STUDENTS are arguing for British colleges to follow their counterparts in the United States by improving their security.
The National Union of Students says colleges must go further than providing the legal minimum amount of security for insurance coverage and protection of buildings and equipment.
It says bringing school pupils from the age of 14 into colleges will increase the risks.
Personal safety in America became a federal issue in the late 1980s after 22-year-old Jeanne Clery was murdered by a drug-addicted fellow student at the campus of Lehigh College, Pennsylvania.
In an echo of the case, Newham College in east London was forced to confront its security provision in 1995 when student Ayotunde Obonobi was stabbed to death at the college gates. Newham now has electronic swipe card entry and manned gates. Students and staff must wear identity badges at all times.
The NUS paper says: "The often-opposed values concerning openness and security need balancing. A college can be equipped like a fortress and still suffer serious conflict between groups of students."
Katt Martin, NUS vice-president responsible for FE issues, said: "We found some staff didn't even know there were 14 to 16-year-olds on the premises.
We are really concerned for the safety of children and their educational opportunities.
"But we're concerned also about FE colleges being places where adult young people can explore issues.

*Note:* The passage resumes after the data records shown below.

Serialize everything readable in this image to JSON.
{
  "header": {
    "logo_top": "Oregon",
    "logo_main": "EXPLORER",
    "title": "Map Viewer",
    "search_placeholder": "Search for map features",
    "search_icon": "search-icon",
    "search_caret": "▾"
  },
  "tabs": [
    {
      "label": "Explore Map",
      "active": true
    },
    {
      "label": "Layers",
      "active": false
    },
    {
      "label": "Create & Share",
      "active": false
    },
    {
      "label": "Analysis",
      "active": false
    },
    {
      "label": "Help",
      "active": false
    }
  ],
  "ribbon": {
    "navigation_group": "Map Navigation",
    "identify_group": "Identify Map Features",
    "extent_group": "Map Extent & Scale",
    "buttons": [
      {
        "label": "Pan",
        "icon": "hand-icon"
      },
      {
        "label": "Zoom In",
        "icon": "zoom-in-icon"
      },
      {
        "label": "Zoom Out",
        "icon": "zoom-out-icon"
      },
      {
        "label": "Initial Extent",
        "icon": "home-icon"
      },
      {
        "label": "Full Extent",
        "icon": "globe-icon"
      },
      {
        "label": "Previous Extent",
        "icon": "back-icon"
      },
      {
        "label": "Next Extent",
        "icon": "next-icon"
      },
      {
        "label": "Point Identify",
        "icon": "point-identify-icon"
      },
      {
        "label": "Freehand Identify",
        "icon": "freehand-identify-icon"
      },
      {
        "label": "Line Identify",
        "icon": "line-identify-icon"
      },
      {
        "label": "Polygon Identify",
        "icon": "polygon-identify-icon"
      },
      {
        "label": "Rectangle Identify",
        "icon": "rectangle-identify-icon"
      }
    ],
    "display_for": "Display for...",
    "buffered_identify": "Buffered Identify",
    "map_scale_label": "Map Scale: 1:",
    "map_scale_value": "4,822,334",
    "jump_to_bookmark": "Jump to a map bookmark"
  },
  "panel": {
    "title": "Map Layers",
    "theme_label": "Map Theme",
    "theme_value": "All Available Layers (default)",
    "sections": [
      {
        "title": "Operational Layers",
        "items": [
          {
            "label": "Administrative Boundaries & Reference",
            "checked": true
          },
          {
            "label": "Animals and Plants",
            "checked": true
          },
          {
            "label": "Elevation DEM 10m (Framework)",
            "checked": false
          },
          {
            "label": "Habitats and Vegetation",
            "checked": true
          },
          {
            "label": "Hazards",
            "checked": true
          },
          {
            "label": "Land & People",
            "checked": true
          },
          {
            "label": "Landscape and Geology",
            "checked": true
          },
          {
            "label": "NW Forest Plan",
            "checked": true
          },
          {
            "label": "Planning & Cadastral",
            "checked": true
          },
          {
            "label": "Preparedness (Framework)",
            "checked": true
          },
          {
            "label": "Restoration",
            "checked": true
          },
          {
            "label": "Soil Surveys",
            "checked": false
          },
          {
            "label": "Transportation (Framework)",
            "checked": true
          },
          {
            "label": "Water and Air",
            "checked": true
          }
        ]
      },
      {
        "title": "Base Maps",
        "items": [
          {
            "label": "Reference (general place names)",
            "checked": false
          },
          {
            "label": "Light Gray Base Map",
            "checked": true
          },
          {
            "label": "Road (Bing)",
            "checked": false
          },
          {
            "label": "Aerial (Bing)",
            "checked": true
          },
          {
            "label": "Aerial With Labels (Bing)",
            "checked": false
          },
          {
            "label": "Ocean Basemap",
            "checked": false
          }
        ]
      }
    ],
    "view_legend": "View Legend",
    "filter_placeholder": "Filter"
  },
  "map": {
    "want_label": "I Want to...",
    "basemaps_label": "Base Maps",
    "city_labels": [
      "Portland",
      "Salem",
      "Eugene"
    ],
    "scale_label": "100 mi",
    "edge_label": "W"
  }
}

Some student unions run sexual awareness campaigns and 15-plus films. We don't want an environment where everyone is only allowed to watch Disney."
The NUS is represented on a Department for Education and Skills working group looking at the administrative issues of admitting pupils to colleges from age 14.
The union says they should be supervised on campus at all times by a person who has been checked by the Criminal Records Bureau. It wants better training of security staff, and the safeguarding of college campuses to be regarded as a specialism which requires specific training.